In the morning-room Eve was already waiting. She looked up, colored, and smiled as he entered. Her face looked very fresh and young and she wore a gown of the same pale blue that she had worn on his first coming.

She looked up from an open letter as he came into the room, and the sun that fell through the window caught her in a shaft of light, intensifying her blue eyes, her blue gown, and the bunch of violets fastened in her belt.

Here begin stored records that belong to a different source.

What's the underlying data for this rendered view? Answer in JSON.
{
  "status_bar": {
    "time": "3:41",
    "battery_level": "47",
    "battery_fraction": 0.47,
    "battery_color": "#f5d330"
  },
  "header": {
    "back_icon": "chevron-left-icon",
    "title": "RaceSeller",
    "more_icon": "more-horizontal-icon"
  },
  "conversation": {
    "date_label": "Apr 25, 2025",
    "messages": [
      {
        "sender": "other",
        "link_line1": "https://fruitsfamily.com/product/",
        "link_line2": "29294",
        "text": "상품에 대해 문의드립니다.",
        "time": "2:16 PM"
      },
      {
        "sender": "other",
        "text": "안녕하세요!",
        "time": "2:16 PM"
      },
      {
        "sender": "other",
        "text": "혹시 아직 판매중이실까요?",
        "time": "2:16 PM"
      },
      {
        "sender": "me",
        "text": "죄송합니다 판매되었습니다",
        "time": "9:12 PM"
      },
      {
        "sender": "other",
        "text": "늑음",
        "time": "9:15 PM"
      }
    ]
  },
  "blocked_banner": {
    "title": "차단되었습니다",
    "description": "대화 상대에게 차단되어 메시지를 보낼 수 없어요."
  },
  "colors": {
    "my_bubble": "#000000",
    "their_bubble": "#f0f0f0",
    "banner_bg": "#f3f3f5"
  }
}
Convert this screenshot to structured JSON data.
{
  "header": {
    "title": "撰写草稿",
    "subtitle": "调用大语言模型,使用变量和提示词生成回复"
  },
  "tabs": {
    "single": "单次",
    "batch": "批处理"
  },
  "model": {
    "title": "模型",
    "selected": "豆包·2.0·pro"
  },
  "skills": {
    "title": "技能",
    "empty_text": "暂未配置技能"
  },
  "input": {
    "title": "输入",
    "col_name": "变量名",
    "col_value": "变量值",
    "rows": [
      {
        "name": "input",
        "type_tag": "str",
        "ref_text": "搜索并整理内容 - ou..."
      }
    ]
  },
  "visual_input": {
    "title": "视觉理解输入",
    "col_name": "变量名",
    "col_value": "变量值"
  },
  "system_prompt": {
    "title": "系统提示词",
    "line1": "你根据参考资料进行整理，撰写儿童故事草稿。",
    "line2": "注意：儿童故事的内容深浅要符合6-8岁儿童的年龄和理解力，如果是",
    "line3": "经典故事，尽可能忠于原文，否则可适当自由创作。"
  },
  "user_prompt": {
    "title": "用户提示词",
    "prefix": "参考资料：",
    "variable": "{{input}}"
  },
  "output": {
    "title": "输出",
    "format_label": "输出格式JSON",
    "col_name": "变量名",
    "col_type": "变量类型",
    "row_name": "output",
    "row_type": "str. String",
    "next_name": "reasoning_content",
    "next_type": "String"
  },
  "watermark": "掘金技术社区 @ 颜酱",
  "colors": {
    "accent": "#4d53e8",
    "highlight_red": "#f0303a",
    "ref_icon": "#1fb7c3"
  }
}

To Loder, still under the influence of early memories, she seemed the embodiment of some youthful ideal—something lost, sought for, and found again. Realization of his feeling for her almost came to him as he stood there looking at her. It hovered about him; it tipped him, as it were, with its wings; then it rose again and soared away. Men like him—men keen to grasp an opening where their careers are concerned, and tenacious to hold it when once grasped—are frequently the last to look into their own hearts. He glanced at Eve, he acknowledged the stir of his feeling, but he made no attempt to define its cause. He could no more have given reason for his sensations than he could have told the precise date upon which, coming down-stairs at eight o'clock, he had first found her waiting breakfast for him. The time when all such incidents were to stand out, each to a nicety in its appointed place, had not yet arrived. For the moment his youth had returned to him; he possessed the knowledge of work done, the sense of present companionship in a world of agreeable things; above all, the steady, quiet conviction of his own capacity. All these things came to him in the moment of his entering the room, greeting Eve, and passing to the breakfast-table; then, while his eyes still rested contentedly on the pleasant array of china and silver, while his senses were still alive to the fresh, earthly scent of Eve's violets, the blow so long dreaded—so slow in coming fell with accumulated force.